Of the thirty-three species of sparrows in the United States, the clay-colored has always been one of my favorites. This is due not to any lavish coloration or behavior but simply because it was one of the first sparrow species I was able to identify with any precision. On the eastern plains of Colorado, a few short miles from the Kansas line, I was introduced to the species by a friend of mine, Duane Nelson. Thanks in large part to their sheer numbers and the fact that they were singing their fool heads off—and that Duane was a patient instructor—the lesson took root somewhere deep within my gray matter.

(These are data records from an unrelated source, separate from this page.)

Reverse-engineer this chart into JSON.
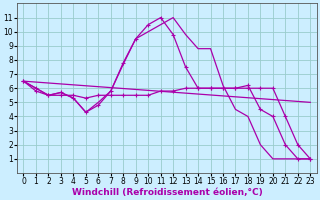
{
  "background_color": "#cceeff",
  "grid_color": "#99cccc",
  "line_color": "#aa00aa",
  "marker": "+",
  "markersize": 3,
  "linewidth": 0.9,
  "xlabel": "Windchill (Refroidissement éolien,°C)",
  "xlabel_fontsize": 6.5,
  "tick_fontsize": 5.5,
  "xlim": [
    -0.5,
    23.5
  ],
  "ylim": [
    0,
    12
  ],
  "yticks": [
    1,
    2,
    3,
    4,
    5,
    6,
    7,
    8,
    9,
    10,
    11
  ],
  "xticks": [
    0,
    1,
    2,
    3,
    4,
    5,
    6,
    7,
    8,
    9,
    10,
    11,
    12,
    13,
    14,
    15,
    16,
    17,
    18,
    19,
    20,
    21,
    22,
    23
  ],
  "series1_x": [
    0,
    1,
    2,
    3,
    4,
    5,
    6,
    7,
    8,
    9,
    10,
    11,
    12,
    13,
    14,
    15,
    16,
    17,
    18,
    19,
    20,
    21,
    22,
    23
  ],
  "series1_y": [
    6.5,
    6.0,
    5.5,
    5.7,
    5.3,
    4.3,
    4.8,
    5.8,
    7.8,
    9.5,
    10.5,
    11.0,
    9.8,
    7.5,
    6.0,
    6.0,
    6.0,
    6.0,
    6.2,
    4.5,
    4.0,
    2.0,
    1.0,
    1.0
  ],
  "series2_x": [
    0,
    1,
    2,
    3,
    4,
    5,
    6,
    7,
    8,
    9,
    10,
    11,
    12,
    13,
    14,
    15,
    16,
    17,
    18,
    19,
    20,
    21,
    22,
    23
  ],
  "series2_y": [
    6.5,
    5.8,
    5.5,
    5.5,
    5.5,
    5.3,
    5.5,
    5.5,
    5.5,
    5.5,
    5.5,
    5.8,
    5.8,
    6.0,
    6.0,
    6.0,
    6.0,
    6.0,
    6.0,
    6.0,
    6.0,
    4.0,
    2.0,
    1.0
  ],
  "series3_x": [
    0,
    2,
    3,
    4,
    5,
    6,
    7,
    8,
    9,
    10,
    11,
    12,
    13,
    14,
    15,
    16,
    17,
    18,
    19,
    20,
    21,
    22,
    23
  ],
  "series3_y": [
    6.5,
    5.5,
    5.7,
    5.3,
    4.3,
    5.0,
    5.8,
    7.7,
    9.5,
    10.0,
    10.5,
    11.0,
    9.8,
    8.8,
    8.8,
    6.2,
    4.5,
    4.0,
    2.0,
    1.0,
    1.0,
    1.0,
    1.0
  ],
  "series4_x": [
    0,
    23
  ],
  "series4_y": [
    6.5,
    5.0
  ]
}
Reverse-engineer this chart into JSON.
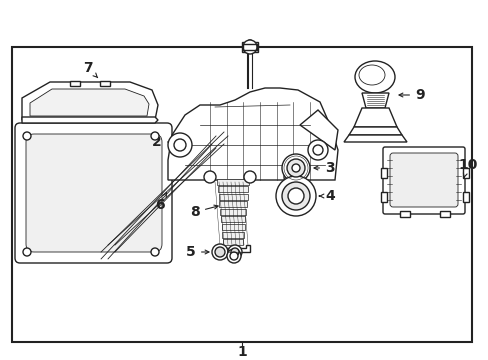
{
  "bg_color": "#ffffff",
  "border_color": "#222222",
  "line_color": "#222222",
  "fig_width": 4.89,
  "fig_height": 3.6,
  "dpi": 100,
  "label_font_size": 10,
  "lw_main": 1.0,
  "lw_thin": 0.6
}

A clay-colored sparrow is not clay colored, I should note. (And what is the color of clay, anyway? Have our ornithological ancestors bequeathed a nonsensical moniker on this most lovely of bird species? From experience I know that clay in western Oklahoma is brick red, a rich terracotta from La Bajada Hill in New Mexico, an earthy brown from around the Big Blue River, and from along the Gulf Coast a pallid gray of part sand, part oyster shells. Maybe it’s the last they were thinking of.) No, the bird in spring sports a dark chestnut-streaked back and wings, gray nape, broad white supercilium and malar and unmarked gray underparts. In winter it’s buffy overall, though the nape is still gray.

Now, the clay-colored robin’s name makes sense if one gravitates toward dinghy olive-brown as the proper hue of clay. (I know, we’re talking about yet another shade, but I’m not responsible for their names!) Drab as mud, the robin can be found at times in the lower Rio Grande Valley of Texas, but its normal range lies south of the border. Our first was seen along a vendor-lined road leading from Chichen Itza’s temples to the sheer-sided cenotes where victims were tossed to their watery deaths. They were common in San Jose, the capitol of Costa Rica, where, improbably, it’s the national bird. And this in a country known for the resplendent quetzal! What were they thinking?

The thought of Costa Rica brings a bit of sunshine to this clay-colored day. (Coastal clay, if it matters, deepening gradually to a darker shade like that on a pygmy nuthatch.) Every birder should be allowed once in life to visit a place where each bird species is a lifer. Unfortunately, travel is expensive and sometimes scary—and getting scarier, what with the world descending into chaos—so for now I’m stuck with our two-acre plot on the edge of a small Kansas town.

There are worse places to be. Petulant at the refusal of spring to spring, I crack the window behind my desk to better hear what’s going on in the real world. Fortunately it faces my good ear so the sounds come in loud and mostly clear. Above the earnest songs of the usual suspects is another, a series of raspy buzzes of unwavering pitch.

Retrieving my binoculars, I step into a cold gray light. A clay-colored sparrow sings gustily from atop the redbud, much to the vexation of a house wren who’s claimed the tree for himself. The wren scolds, fans his tail and threatens but clearly it’s an empty gesture. I’m impressed as I always am, and more impressed with the sparrow. It’s a lovely bird, surely too colorful to be named for something as unappealing as dirt, but the bird doesn’t care and, for today, neither do I.